Motivation
Data scientists and analysts often need to share their Python applications with non-technical users who don’t have Python installed. Distributing Python scripts that require installing Python, managing dependencies, and setting up environments creates barriers for end-users.
Example:
# Instructions for end users:
# 1. Install Python 3.8+
# 2. Create virtual environment
# 3. Install requirements:
pip install pandas numpy scikit-learn matplotlib
# 4. Run the script:
python simple_df.py
# This process is complex for non-technical users
Introduction to PyInstaller
PyInstaller is a tool that bundles a Python application and all its dependencies into a single package or executable file.

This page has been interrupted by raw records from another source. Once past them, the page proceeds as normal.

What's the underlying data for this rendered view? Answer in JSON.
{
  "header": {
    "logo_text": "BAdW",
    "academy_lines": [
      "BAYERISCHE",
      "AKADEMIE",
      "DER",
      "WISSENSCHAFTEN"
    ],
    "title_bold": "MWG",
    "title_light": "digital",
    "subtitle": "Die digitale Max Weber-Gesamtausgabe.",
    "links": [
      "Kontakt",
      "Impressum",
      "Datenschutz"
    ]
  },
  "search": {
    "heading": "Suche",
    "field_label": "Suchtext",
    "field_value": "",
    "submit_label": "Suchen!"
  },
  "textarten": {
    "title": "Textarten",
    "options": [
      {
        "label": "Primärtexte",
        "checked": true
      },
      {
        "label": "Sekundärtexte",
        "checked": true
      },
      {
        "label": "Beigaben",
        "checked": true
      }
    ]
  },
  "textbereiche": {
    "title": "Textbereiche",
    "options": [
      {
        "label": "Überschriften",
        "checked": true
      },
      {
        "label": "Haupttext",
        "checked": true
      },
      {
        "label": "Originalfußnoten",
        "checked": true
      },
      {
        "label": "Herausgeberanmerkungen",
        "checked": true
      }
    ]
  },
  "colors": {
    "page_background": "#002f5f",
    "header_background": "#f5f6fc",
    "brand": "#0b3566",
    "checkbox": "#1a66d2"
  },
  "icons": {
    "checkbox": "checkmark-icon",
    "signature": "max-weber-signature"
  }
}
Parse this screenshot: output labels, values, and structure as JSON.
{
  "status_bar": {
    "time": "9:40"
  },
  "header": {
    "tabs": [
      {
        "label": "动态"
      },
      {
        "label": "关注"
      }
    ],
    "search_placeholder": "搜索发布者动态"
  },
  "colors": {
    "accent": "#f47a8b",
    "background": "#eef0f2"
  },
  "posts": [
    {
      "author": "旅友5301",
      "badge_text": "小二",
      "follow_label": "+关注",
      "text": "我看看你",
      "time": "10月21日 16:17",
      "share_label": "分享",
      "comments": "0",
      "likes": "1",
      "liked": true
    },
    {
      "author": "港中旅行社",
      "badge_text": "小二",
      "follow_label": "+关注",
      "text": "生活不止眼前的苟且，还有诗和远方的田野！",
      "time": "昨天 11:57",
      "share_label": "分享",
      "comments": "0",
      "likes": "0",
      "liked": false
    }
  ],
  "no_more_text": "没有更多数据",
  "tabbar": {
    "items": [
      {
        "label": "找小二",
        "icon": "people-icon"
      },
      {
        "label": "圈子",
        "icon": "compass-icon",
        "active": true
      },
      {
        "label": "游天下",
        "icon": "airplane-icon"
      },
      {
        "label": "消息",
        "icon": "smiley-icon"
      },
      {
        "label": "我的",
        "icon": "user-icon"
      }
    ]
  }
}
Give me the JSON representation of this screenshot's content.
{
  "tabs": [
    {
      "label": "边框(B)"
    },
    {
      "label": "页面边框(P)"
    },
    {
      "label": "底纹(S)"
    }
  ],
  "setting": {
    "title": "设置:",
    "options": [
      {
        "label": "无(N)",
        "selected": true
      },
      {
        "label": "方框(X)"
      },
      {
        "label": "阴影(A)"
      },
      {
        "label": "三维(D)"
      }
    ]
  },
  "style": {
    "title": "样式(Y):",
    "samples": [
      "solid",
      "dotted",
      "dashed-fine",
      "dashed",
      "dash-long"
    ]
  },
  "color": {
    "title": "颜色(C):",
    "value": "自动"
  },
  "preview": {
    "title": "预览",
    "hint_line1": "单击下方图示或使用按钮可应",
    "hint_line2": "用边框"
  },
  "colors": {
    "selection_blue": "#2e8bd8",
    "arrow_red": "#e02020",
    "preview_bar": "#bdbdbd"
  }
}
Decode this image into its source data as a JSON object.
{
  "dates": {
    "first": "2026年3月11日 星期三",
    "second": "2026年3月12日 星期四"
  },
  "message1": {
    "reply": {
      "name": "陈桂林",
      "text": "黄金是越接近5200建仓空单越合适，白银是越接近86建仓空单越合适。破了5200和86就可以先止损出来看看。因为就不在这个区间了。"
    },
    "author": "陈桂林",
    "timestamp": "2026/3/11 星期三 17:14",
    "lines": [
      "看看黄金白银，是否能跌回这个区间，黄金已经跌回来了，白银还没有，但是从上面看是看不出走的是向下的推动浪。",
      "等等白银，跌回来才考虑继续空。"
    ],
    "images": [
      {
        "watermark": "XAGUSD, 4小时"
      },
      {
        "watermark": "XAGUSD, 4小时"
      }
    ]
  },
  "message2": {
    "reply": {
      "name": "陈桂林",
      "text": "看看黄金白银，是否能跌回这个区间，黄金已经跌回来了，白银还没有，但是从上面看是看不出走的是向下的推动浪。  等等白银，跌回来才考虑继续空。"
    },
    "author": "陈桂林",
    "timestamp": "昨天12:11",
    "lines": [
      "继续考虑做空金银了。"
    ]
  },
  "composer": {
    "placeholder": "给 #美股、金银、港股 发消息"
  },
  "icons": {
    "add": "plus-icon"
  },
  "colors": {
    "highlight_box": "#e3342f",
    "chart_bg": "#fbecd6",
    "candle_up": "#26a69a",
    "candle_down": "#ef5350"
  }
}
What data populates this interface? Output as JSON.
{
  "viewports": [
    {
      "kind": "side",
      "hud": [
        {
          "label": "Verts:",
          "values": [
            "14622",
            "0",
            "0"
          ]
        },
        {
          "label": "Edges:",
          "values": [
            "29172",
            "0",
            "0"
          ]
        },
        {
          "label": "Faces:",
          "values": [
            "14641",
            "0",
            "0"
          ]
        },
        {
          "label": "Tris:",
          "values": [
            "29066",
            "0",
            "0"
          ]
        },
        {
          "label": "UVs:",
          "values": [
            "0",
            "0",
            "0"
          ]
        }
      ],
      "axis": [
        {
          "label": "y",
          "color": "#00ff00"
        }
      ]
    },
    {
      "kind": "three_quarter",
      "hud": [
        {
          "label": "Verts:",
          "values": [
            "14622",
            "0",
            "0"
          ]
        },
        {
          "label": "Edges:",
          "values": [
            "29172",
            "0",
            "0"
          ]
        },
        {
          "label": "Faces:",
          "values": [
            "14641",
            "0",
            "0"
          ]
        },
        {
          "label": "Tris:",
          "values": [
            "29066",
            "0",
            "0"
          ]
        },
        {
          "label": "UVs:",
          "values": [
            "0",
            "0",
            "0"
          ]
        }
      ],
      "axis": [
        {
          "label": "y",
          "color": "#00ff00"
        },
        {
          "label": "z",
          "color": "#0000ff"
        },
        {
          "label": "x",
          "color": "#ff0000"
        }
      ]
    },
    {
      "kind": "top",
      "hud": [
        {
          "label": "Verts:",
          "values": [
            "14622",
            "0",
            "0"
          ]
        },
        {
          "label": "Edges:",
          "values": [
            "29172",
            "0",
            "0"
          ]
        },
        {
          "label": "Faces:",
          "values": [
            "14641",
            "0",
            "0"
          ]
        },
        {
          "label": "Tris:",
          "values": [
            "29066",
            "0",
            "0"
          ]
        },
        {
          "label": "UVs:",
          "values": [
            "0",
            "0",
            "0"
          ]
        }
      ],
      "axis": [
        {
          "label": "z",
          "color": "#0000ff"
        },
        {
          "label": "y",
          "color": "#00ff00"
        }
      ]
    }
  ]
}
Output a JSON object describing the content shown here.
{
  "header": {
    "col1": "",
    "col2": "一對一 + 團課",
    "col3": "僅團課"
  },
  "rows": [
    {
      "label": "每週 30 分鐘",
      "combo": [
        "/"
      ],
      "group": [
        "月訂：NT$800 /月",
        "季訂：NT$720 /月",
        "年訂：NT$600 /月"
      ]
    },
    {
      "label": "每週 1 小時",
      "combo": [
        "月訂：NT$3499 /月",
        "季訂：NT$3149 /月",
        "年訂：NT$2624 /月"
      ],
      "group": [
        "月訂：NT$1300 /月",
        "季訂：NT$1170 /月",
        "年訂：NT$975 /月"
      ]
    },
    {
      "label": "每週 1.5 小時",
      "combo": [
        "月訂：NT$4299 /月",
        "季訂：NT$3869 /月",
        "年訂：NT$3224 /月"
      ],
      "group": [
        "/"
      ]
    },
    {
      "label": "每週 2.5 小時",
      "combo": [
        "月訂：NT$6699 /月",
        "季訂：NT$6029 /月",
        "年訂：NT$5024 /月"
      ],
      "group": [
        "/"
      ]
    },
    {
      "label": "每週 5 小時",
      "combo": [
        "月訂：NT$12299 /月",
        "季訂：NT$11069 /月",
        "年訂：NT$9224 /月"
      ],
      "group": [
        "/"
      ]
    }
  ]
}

This allows end-users to run the application without installing Python or any additional dependencies.
Installation:
pip install pyinstaller
Creating Standalone Executables
PyInstaller solves the distribution problem by:
- Analyzing your code to identify all required dependencies
- Collecting all necessary files including the Python interpreter
- Creating a single executable or folder that can run on the target platform
Here’s an example of using PyInstaller:
Create a simple script that prints a pandas DataFrame:
# simple_df.py
import pandas as pd
df = pd.DataFrame({
'Name': ['John', 'Anna', 'Peter'],
'Age': [28, 24, 35],
'City': ['New York', 'Paris', 'London']
}
print("\nEmployee Information:")
print("===================")
print(df)
Create the executable:
# Basic usage
pyinstaller simple_df.py
# Create single file executable
pyinstaller --onefile simple_df.py
The executable will be created in the dist
directory. Users can run it without installing Python:
# Windows
dist\simple_df.exe
# Linux/Mac
./dist/simple_df
Output:
Employee Information:
===================
Name Age City
0 John 28 New York
1 Anna 24 Paris
2 Peter 35 London
Conclusion
PyInstaller makes it easy to distribute Python applications to non-technical users by creating standalone executables. This is particularly useful for data scientists who want to share their analysis tools with stakeholders who don’t have Python expertise.